Wednesday, April 04, 2007

The First Cities

I've been spending a little spare time recently reading about the first large settlements, just as agriculture was starting to be used in the Fertile Crescent, Egypt and Anatolia. Perhaps the most interesting site in this regard is Çatalhöyük in modern day Turkey. The primary site was inhabited from about 7,400 to 6,000 BC, and a smaller secondary site was inhabited from 6,000 to 5,7000 BC.

Çatalhöyük's population averaged about 6,000 people at a given time, which is very small compared to modern towns, but for a mid neolithic settlement (at a time when most other settlements discovered numbered just a few hundred inhabitants) it is huge.

Despite the settlement's size, the nature of the buildings suggests a fairly fragmented society, with the extended family as the most important social unit. There are no public buildings (fortifications, temples, palaces, granaries) and most houses are basically the same size. Although houses (built of mud brick, plaster and timber) were built incredibly close together (sometimes only inches apart) they do not share walls, all buildings are free standing.

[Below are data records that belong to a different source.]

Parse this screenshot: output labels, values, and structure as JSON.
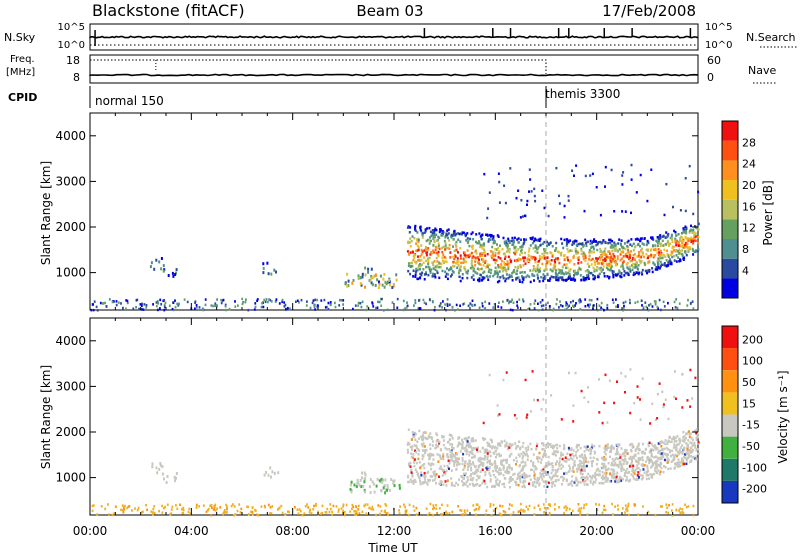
{
  "header": {
    "station": "Blackstone (fitACF)",
    "beam": "Beam 03",
    "date": "17/Feb/2008"
  },
  "chart_data": [
    {
      "type": "line",
      "name": "noise-panel",
      "left_label": "N.Sky",
      "right_label": "N.Search",
      "left_ticks": [
        "10^5",
        "10^0"
      ],
      "right_ticks": [
        "10^5",
        "10^0"
      ]
    },
    {
      "type": "line",
      "name": "freq-panel",
      "left_label_1": "Freq.",
      "left_label_2": "[MHz]",
      "right_label": "Nave",
      "left_ticks": [
        "18",
        "8"
      ],
      "right_ticks": [
        "60",
        "0"
      ]
    },
    {
      "type": "table",
      "name": "cpid-strip",
      "label": "CPID",
      "segments": [
        {
          "start_hour": 0,
          "text": "normal 150"
        },
        {
          "start_hour": 18,
          "text": "themis 3300"
        }
      ]
    },
    {
      "type": "heatmap",
      "name": "power-panel",
      "ylabel": "Slant Range [km]",
      "ylim": [
        180,
        4500
      ],
      "yticks": [
        "1000",
        "2000",
        "3000",
        "4000"
      ],
      "colorbar_label": "Power [dB]",
      "colorbar_ticks": [
        "28",
        "24",
        "20",
        "16",
        "12",
        "8",
        "4"
      ],
      "colors": [
        "#0000e0",
        "#2a4aa0",
        "#4f8f8f",
        "#66a060",
        "#b8c060",
        "#f0c020",
        "#ff9020",
        "#ff5010",
        "#f01010"
      ]
    },
    {
      "type": "heatmap",
      "name": "velocity-panel",
      "ylabel": "Slant Range [km]",
      "ylim": [
        180,
        4500
      ],
      "yticks": [
        "1000",
        "2000",
        "3000",
        "4000"
      ],
      "colorbar_label": "Velocity [m s⁻¹]",
      "colorbar_ticks": [
        "200",
        "100",
        "50",
        "15",
        "-15",
        "-50",
        "-100",
        "-200"
      ],
      "colors": [
        "#1838c0",
        "#207868",
        "#40b040",
        "#c8c8c0",
        "#f0c020",
        "#ff9010",
        "#ff5010",
        "#f01010"
      ]
    }
  ],
  "xaxis": {
    "label": "Time UT",
    "ticks": [
      "00:00",
      "04:00",
      "08:00",
      "12:00",
      "16:00",
      "20:00",
      "00:00"
    ]
  }
}
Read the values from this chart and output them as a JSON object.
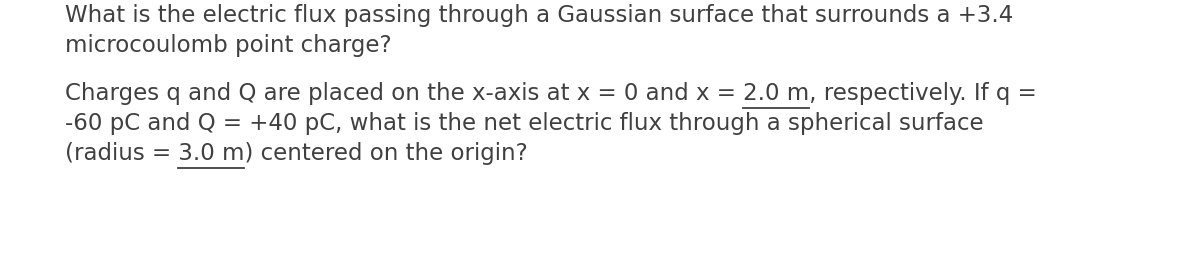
{
  "background_color": "#ffffff",
  "figsize": [
    12.0,
    2.65
  ],
  "dpi": 100,
  "text_color": "#404040",
  "font_size": 16.5,
  "font_family": "sans-serif",
  "q1_line1": "What is the electric flux passing through a Gaussian surface that surrounds a +3.4",
  "q1_line2": "microcoulomb point charge?",
  "q2_line1": "Charges q and Q are placed on the x-axis at x = 0 and x = 2.0 m, respectively. If q =",
  "q2_line2": "-60 pC and Q = +40 pC, what is the net electric flux through a spherical surface",
  "q2_line3": "(radius = 3.0 m) centered on the origin?",
  "underline_color": "#404040",
  "underline_lw": 1.3,
  "underline_segment_q2l1": "2.0 m",
  "underline_prefix_q2l1": "Charges q and Q are placed on the x-axis at x = 0 and x = ",
  "underline_segment_q2l3": "3.0 m",
  "underline_prefix_q2l3": "(radius = "
}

Houses were windowless and doorless, with access through a hole in the ceiling and a ladder. Since the settlement had no streets (the spaces between the houses were used for dumping rubbish) people must have got about by walking from roof to roof.

Members of the family were carefully buried under the floors of their houses, and when a house became old, it was disassembled until the walls stood 3-4 feet high, carefully filled with brick, rubble and dirt, and then used as the foundation to build a new house directly on top of it. This successive building eventually created a mount on which the settlement stood, with more than a dozen layers of successive building in many areas.

The inhabitants appear to have lived off a mixture of agriculture, domesticated animals, wild animals, and wild grains and vegetables -- suggesting that Çatalhöyük dates from a period when the transition to agriculture was still ongoing.

Natural History Magazine
Science Magazine


John Farrell said...

Fascinating post. And to think this was several thousand years before what we call the 'ancient' Greeks.

Michael Balter said...

If you want to read more about Catalhoyuk, check out the book The Goddess and the Bull which gives the entire history of the site and the people who have dug there, plus the most important findings.

best, Michael Balter

Darwin said...


Thanks so much for coming by! I have your book and also Ian Hodder's Leopard's Tale on my Amazon shopping list.